Dois casos específicos foram essenciais para a fundamentação da decisão do Supremo. O primeiro envolvia uma mulher residente em Maceió, Alagoas, que manifestou sua recusa em receber uma transfusão de sangue necessária para a realização de uma cirurgia cardíaca complexa. Subsequentemente, o segundo caso concreto referia-se a uma paciente do Amazonas que exigia da União o custeio de uma cirurgia de artroplastia total em outro estado, com a condição de que o procedimento fosse realizado sem a necessidade de transfusão sanguínea.
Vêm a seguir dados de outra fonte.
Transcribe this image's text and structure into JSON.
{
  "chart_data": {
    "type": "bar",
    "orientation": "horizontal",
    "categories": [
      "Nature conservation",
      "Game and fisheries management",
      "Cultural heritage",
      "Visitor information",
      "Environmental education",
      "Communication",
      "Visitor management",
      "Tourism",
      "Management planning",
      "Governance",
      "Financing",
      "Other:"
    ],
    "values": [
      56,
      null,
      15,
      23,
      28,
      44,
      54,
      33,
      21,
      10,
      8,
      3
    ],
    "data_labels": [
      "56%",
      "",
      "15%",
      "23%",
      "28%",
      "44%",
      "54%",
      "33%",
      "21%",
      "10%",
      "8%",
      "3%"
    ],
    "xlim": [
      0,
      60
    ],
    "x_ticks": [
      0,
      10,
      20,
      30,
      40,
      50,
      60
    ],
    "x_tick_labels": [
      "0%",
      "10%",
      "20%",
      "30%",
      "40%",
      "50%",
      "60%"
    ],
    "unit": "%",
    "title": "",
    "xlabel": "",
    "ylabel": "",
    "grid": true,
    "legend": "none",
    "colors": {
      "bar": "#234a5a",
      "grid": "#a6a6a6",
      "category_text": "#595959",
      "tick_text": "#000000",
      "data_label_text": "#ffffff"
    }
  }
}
Esses exemplos práticos ilustraram a complexidade e a relevância das questões que envolvem a autonomia do paciente e a liberdade religiosa no contexto da saúde. Consequentemente, a resolução desses dilemas pelo STF reforça o arcabouço legal que protege as convicções individuais, ao mesmo tempo em que orienta a prática médica a buscar soluções que respeitem tais crenças, sempre que a ciência e a ética permitirem.